The Democrats Could Also Filibuster. Given that Democrats have been resistant to sweeping ACA changes proposed by Republicans, they could filibuster any legislation that makes its way to the Senate. The Republicans, as of now, are projected only to have a simple majority in the Senate, and well less than the 60 votes needed to shut down a filibuster (which will be true even if the remaining races are all called their way).
There are other hurdles, but these are the obvious political ones that stand in the way of an ACA repeal and replace strategy.
That’s not to say, however, that Trump can do nothing. He will appoint the heads of Treasury, Labor, and Health and Human Services and will likely get his appointees confirmed with relative ease, given Republican control of the Senate. Those appointees will have the authority to write any remaining rules and a chance to rewrite existing rules. That said, regulatory changes will be somewhat constrained by the existing statutory framework and concerns about insurance market disruption. However, because Congress has largely given over the authority to interpret the laws to the Executive Branch, President Trump’s appointees may be able to take wider latitude than you would think to rewrite existing rules.
For now, plan sponsors should continue with compliance as they always have. Nothing of significance is likely to change between now and President Trump’s inauguration in January. Even after that, it will take some time (and some political maneuvering) for any huge changes to get implemented.
Update 11/10/16: Some readers have asked whether the Republicans could use the reconciliation process in the Senate (which bypasses the filibuster and only requires a simple majority of 51 Senators) to achieve their goals.
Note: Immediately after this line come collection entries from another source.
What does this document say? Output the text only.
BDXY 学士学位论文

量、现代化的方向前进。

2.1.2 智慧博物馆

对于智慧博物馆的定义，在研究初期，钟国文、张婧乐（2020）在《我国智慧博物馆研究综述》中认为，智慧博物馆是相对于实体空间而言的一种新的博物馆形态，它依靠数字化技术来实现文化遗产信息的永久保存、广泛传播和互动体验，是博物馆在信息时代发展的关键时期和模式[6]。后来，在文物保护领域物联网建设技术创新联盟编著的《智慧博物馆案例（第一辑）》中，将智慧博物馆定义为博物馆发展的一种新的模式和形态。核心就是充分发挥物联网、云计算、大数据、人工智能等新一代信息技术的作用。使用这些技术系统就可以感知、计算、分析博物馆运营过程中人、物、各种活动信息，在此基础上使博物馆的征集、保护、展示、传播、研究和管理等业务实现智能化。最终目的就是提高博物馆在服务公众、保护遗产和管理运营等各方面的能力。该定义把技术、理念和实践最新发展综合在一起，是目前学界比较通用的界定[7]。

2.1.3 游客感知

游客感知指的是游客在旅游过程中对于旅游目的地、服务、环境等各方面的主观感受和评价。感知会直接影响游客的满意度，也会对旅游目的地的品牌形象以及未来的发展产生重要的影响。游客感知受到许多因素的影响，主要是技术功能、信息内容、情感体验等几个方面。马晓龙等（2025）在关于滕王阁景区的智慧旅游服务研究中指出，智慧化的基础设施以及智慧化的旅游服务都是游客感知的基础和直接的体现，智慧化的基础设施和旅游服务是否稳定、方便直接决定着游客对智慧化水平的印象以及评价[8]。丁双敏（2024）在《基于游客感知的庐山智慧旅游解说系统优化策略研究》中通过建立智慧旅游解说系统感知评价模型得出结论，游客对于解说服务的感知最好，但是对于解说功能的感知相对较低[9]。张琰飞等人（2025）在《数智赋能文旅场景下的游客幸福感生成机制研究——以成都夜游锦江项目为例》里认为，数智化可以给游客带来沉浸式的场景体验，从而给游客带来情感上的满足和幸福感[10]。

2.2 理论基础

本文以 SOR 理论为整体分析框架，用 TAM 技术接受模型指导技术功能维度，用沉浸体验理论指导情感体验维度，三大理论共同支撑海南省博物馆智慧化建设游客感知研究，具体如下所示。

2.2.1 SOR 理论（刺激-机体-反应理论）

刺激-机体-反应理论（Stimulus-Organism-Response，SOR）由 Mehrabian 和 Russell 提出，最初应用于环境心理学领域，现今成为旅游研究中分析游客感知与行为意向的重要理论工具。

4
The good lawyerly answer is “yes and no.” Reconciliation actions have to have a budgetary impact, so a full repeal and replacement is not really possible using that process. However, Republicans could strip out several aspects of the act (like the play or pay employer mandate or the premium tax credits for individual insurance) through that process, effectively making the law unworkable. It wouldn’t be a full repeal and replacement, but it might do enough damage to the law bring the possibility of a repeal and replacement to the table.